Political strategies

NOTICE | Taiwan needs an integrated set of national security strategies | Views

As President Joe Biden has observed, we seem to be fast approaching a tipping point in world history. Faced with an insufficiently clear future, the Taiwanese government must systematically make strategic domestic and foreign policy decisions that advance the fundamental national security interests of the peoples of Taiwan in a range of futures. This should start with the creation of a set of integrated national security strategies. Building on this argument, this set of strategies should be deployable and usable in a range of geographic, functional, and community settings. This may require supplementing the traditional strategy approach with other strategy development activities, including scenario planning.

At the global level, the government of Taiwan must develop a multidisciplinary and systematic national security strategy that contains realistic and time-bound goals. This corporate strategy should be based on a set of basic principles carefully selected by Taiwanese policy makers. Candidates can include self-reliance, openness, prosperity, respect, and security. The strategy should identify a core set of national security concerns that impede the realization of these principles. Next, it should identify a basic set of instruments to manage these national security concerns. An example would be strategic partnerships with Japan and the United States. This set of instruments should promote extensive cross-cutting cooperation and coordination between governmental and non-governmental agencies responsible for defence, democracy, development and diplomacy.

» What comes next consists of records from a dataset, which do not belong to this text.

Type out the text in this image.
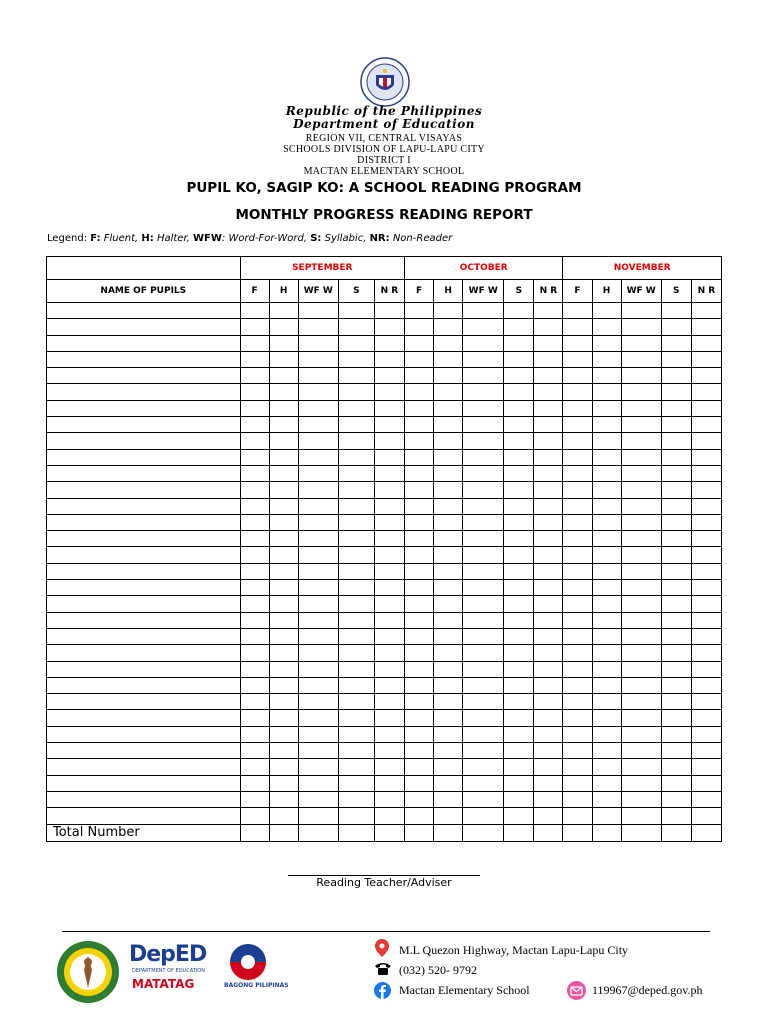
Republic of the Philippines
Department of Education
REGION VII, CENTRAL VISAYAS
SCHOOLS DIVISION OF LAPU-LAPU CITY
DISTRICT I
MACTAN ELEMENTARY SCHOOL
PUPIL KO, SAGIP KO: A SCHOOL READING PROGRAM
MONTHLY PROGRESS READING REPORT
Legend: F: Fluent, H: Halter, WFW: Word-For-Word, S: Syllabic, NR: Non-Reader
	SEPTEMBER					OCTOBER					NOVEMBER				
NAME OF PUPILS	F	H	WF W	S	N R	F	H	WF W	S	N R	F	H	WF W	S	N R

Total Number															
Reading Teacher/Adviser
DepED
DEPARTMENT OF EDUCATION
MATATAG	BAGONG PILIPINAS
M.L Quezon Highway, Mactan Lapu-Lapu City
(032) 520- 9792
Mactan Elementary School	119967@deped.gov.ph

At the regional level, the Taiwanese government should develop multidisciplinary and systematic national security strategies for certain regions and subregions. Distance matters in international security affairs. Nearby sovereign states often share decision-making, collaborate on assessments, and pool resources to promote peace and security in their local neighborhoods. This proximity may arise from, among other things, administrative, cultural, economic, geographical and historical factors. Examples include member states of the African Union, Association of Southeast Asian Nations, Commonwealth of Independent States, European Union, Pacific Islands Forum and Organization of American States . Wherever regionalism threatens to impede successful implementation of the global strategy, Taiwanese policymakers should develop regional variants built around values, concerns and instruments suited to local conditions. Obvious prospects include Europe, the Pacific Islands and Southeast Asia.

At the functional level, the Taiwanese government must develop multidisciplinary and systematic strategies for defense, democracy, development and diplomacy. Functionality is important in domestic and international business. Each government agency has a unique mix of cultures, missions, roles, legal authorities, ethical standards, funding mechanisms and political interests that give rise to their own sets of biases, frameworks, processes, of planning terminologies and cultures. For these reasons, Taiwanese policymakers should direct government agencies primarily responsible for defence, democracy, development, and diplomacy to develop functional variants built around values, concerns, and instruments suited to the conditions. local. Ideally, these strategies would not only communicate policy, priorities and actions to staff, contractors and other stakeholders. They would also communicate unity of purpose with other government agencies and partner countries. To achieve this outcome, the Taiwanese government should make significant investments in shared assessments, planning coordination, and alignment reviews.

At the community level, the Taiwanese government should develop a multidisciplinary and systematic strategy for groups of people concerned with security who share common characteristics and manifest collective identities. Community issues in international security affairs. Each community has its own beliefs, cultures, interests, structures and values ​​that impact the strategic fit of business strategies. Wherever communities threaten to thwart the successful implementation of the global strategy, Taiwanese policymakers must assess these characteristics, determine strategic fit, and develop community variants built around values, concerns, and instruments suited to local conditions. . These strategies would help build more empathetic relationships and leverage synergies. Obvious perspectives include indigenous peoples and overseas Chinese.

In addition to these integrated strategies, the Taiwanese government should develop a multidisciplinary and systematic national survival strategy that contains realistic and time-bound goals. This strategy should identify the processes and functions that would be necessary to preserve national identity in the event of occupation by the People’s Republic of China. This strategy should be based on its own set of basic principles. Candidates can include self-reliance, independence, patriotism, respect, and security. The strategy should provide a core set of national survival concerns that would impede the realization of these principles. Then, it should identify a set of basic instruments to manage these national survival issues. Examples would be the nonviolent resistance and the violent resistance of Taiwanese nationalists. This set of instruments should promote the extensive cross-cutting cooperation and coordination between governmental and non-governmental agencies that should exist in such an eventuality.

Echoing a previous observation by the author, the Taiwanese government should ideally have a multidisciplinary team to develop all of these strategies through a collaborative process using multiple workflows. Such an approach would help promote systems thinking in strategy development. This could not only help unlock efficiencies and innovations that might otherwise be missed if different teams set out to develop these strategies independently of each other. It could also help to mitigate the risk of unexpected destabilization of cross-Strait relations that could arise from the strategic posture put in place by the interaction of these strategies.

Michael Walsh is a Senior Associate Researcher at the Pacific Forum. The opinions expressed are his own.